Polis teşkilatı temel arayışa cevap olarak doğmuştur. Güvenliğin olmadığı yerde kutsal mesleklerin ifa edilmesi imkansızdır. Bu millet sizin varlığınızla kendini güvende hissetmelidir. Kudretin ve şefkatin halk nezdidinde en görünür olduğu meslek polis mesleğidir. Sizler halk nezdinde devletin kudret ve şefkat yüzünü göstermek için yola çıkıyorsunuz. Devletin itibarını siz temsil ediyorsunuz. İfa ettiğiniz görev toplum nezdinde en görünüdür. 

"POLİS TEŞKİLATIMIZA BÖLGESEL TARAFGİRLİK YAKIŞMAZ"

Bizim polis teşkilatımız milletten çıkmıştır. Halkın üstünde bir güç kaynağı değildir. Bazı devlet yapıları vardır ki, belli bir kesimden, belli bir inançtan gelmiş olabilir. O devletlerin güvenliği sağlamaları da, halkın bütününü kuşatması mümkün değildir. Siz 78 milyonu hep beraber temsil ediyorsunuz.
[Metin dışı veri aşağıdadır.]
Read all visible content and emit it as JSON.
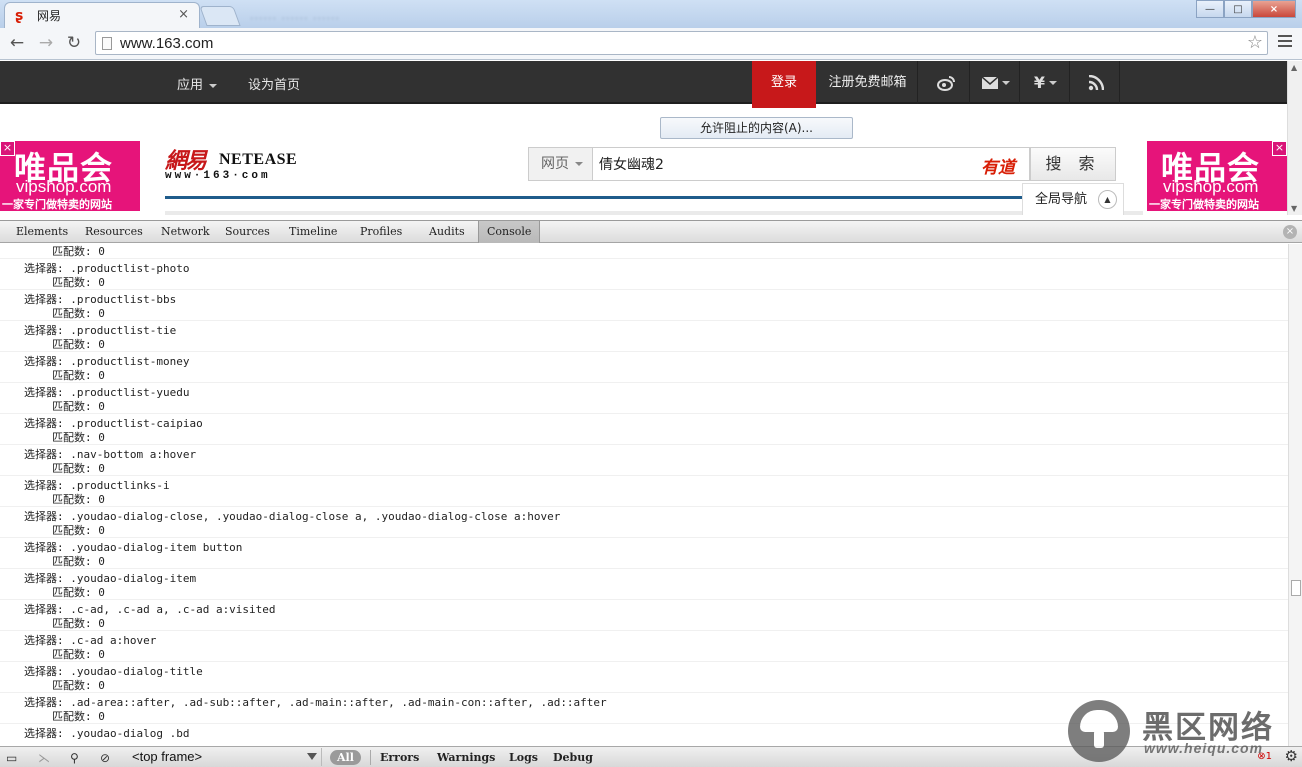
{
  "browser": {
    "tab_title": "网易",
    "tab_close": "×",
    "blurred_tabs": "...... ...... ......",
    "url": "www.163.com",
    "window_buttons": {
      "minimize": "—",
      "maximize": "□",
      "close": "×"
    },
    "nav": {
      "back": "←",
      "forward": "→",
      "reload": "↻",
      "star": "☆"
    }
  },
  "page": {
    "topnav": {
      "apps": "应用",
      "set_home": "设为首页",
      "login": "登录",
      "register": "注册免费邮箱",
      "icons": [
        "weibo-icon",
        "mail-icon",
        "yuan-icon",
        "rss-icon"
      ]
    },
    "popup_blocked": "允许阻止的内容(A)...",
    "ad": {
      "brand": "唯品会",
      "url": "vipshop.com",
      "slogan": "一家专门做特卖的网站",
      "close": "×"
    },
    "logo": {
      "cn": "網易",
      "en": "NETEASE",
      "domain": "www·163·com"
    },
    "search": {
      "type": "网页",
      "query": "倩女幽魂2",
      "provider": "有道",
      "button": "搜 索"
    },
    "global_nav": "全局导航"
  },
  "devtools": {
    "tabs": [
      "Elements",
      "Resources",
      "Network",
      "Sources",
      "Timeline",
      "Profiles",
      "Audits",
      "Console"
    ],
    "active_tab": "Console",
    "console_entries": [
      {
        "selector": "选择器: .productlist-yuedu",
        "count": "匹配数: 0"
      },
      {
        "selector": "选择器: .productlist-photo",
        "count": "匹配数: 0"
      },
      {
        "selector": "选择器: .productlist-bbs",
        "count": "匹配数: 0"
      },
      {
        "selector": "选择器: .productlist-tie",
        "count": "匹配数: 0"
      },
      {
        "selector": "选择器: .productlist-money",
        "count": "匹配数: 0"
      },
      {
        "selector": "选择器: .productlist-yuedu",
        "count": "匹配数: 0"
      },
      {
        "selector": "选择器: .productlist-caipiao",
        "count": "匹配数: 0"
      },
      {
        "selector": "选择器: .nav-bottom a:hover",
        "count": "匹配数: 0"
      },
      {
        "selector": "选择器: .productlinks-i",
        "count": "匹配数: 0"
      },
      {
        "selector": "选择器: .youdao-dialog-close, .youdao-dialog-close a, .youdao-dialog-close a:hover",
        "count": "匹配数: 0"
      },
      {
        "selector": "选择器: .youdao-dialog-item button",
        "count": "匹配数: 0"
      },
      {
        "selector": "选择器: .youdao-dialog-item",
        "count": "匹配数: 0"
      },
      {
        "selector": "选择器: .c-ad, .c-ad a, .c-ad a:visited",
        "count": "匹配数: 0"
      },
      {
        "selector": "选择器: .c-ad a:hover",
        "count": "匹配数: 0"
      },
      {
        "selector": "选择器: .youdao-dialog-title",
        "count": "匹配数: 0"
      },
      {
        "selector": "选择器: .ad-area::after, .ad-sub::after, .ad-main::after, .ad-main-con::after, .ad::after",
        "count": "匹配数: 0"
      },
      {
        "selector": "选择器: .youdao-dialog .bd",
        "count": ""
      }
    ],
    "bottom": {
      "frame": "<top frame>",
      "filters": [
        "All",
        "Errors",
        "Warnings",
        "Logs",
        "Debug"
      ],
      "error_count": "1"
    }
  },
  "watermark": {
    "cn": "黑区网络",
    "url": "www.heiqu.com"
  }
}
Polis teşkilatımıza bölgesel tarafgirlik yakışmaz, söz konusu da olmaz. Vatandaşı sadace vatandaş olarak göreceksiniz, kendinizi de 81 ildenmiş gibi görevinizi ifa edeceksiniz. Suriye'de ya da Irak'ta güvenlik yapıları etnik temele dayandığı için güvenliğini koruyamıyorlar, koruyamazlar. Halkın içinden çıkmakla sorumlu olmakla birlikte, halka verdiğiniz imajla da sorumlusunuz. Vatandaşlarımıza seslenmek isterim ki, ne olur çocuklarınızı polisle korkutmayın. Abi, kardeş kucağıdır.

BAŞBAKAN DAVUTOĞLU POLİSLE İLK TANIŞMASINI ANLATTI

Herkesin polisle ilk tanışması vardır. Konya'dan İstanbul'a geldiğim zamanlar. Okuma yazmayı öğrenmişim, Yenikapı Sahili'nde yürüyüruz. Yerde gördüğüm gazeteyi okuyorum. Başımı kaldırdığımda ailemden kimse yoktu. Anne, baba diye bağrışımı duyanlar dükkana götürdü beni. Apartmanın da sadece adını hatırlıyorum. Bakkal amca karakola götürdü. O polis amcanın elimden tutuşu hala aklımda. Bir baba sıcaklığını hissetmek... Beni götürdüler, şeker ikram ettiler. Sonra babamı bulmuşlar, eve gittik. O iltibaa polise bakışımı oluşturdu. Gençlere, çocuklara muhabbetle bakın. Sizin gözünüzde güven hissetsinler.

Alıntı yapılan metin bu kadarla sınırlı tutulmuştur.